Zimbabwe's silent genocide..

Times Online's Christina Lamb paints a depressing picture on the worsening situation in Zimbabwe. Meanwhile the blame game continues. The international community blames Mugabe for creating the 'food shortage' problem, he blames them back for creating the 'land problem' and imposing further sanctions. In the middle is the dying population. A short extract from the article below:

In 15 years, life expectancy has fallen to 34 years for women and 37 for men, by far the lowest in the world. What some call a silent genocide has left Zimbabwe with more orphans than anywhere else in the world — 1.4m according to Unicef.

At Bulawayo’s vast West Park cemetery, it is easy to spot the recent arrivals — a large plot freshly dug, with row after row of graves, barely a plank’s width between them. The gravestones tell their own story. All were born in the 1960s, 1970s and 1980s.

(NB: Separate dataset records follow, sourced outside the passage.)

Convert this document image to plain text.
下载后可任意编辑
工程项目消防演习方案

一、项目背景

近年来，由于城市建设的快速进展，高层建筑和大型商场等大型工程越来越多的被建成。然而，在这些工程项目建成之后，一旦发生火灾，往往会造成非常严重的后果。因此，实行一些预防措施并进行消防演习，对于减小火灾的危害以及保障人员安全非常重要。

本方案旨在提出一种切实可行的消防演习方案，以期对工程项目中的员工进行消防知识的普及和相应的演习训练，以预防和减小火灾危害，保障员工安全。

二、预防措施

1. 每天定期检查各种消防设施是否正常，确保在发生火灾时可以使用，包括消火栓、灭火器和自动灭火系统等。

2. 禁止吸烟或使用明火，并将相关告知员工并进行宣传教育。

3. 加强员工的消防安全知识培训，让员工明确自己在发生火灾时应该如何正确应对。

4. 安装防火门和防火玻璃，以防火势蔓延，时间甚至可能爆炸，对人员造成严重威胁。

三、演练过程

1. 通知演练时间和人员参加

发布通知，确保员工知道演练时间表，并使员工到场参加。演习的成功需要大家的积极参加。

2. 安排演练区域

Over on the other side in the children’s section is a line of tiny earth mounds, the graves of babies who have died in the past week.

At the edges of the graveyard are odd areas of tossed earth. “People come in at night and bury their relatives secretly at the margins because they cannot afford proper burials,” explains Pastor Useni Sibanda, who leads a church in Bulawayo
and speaks for the Save Zimbabwe Campaign, an umbrella grouping of church groups and other civic organisations.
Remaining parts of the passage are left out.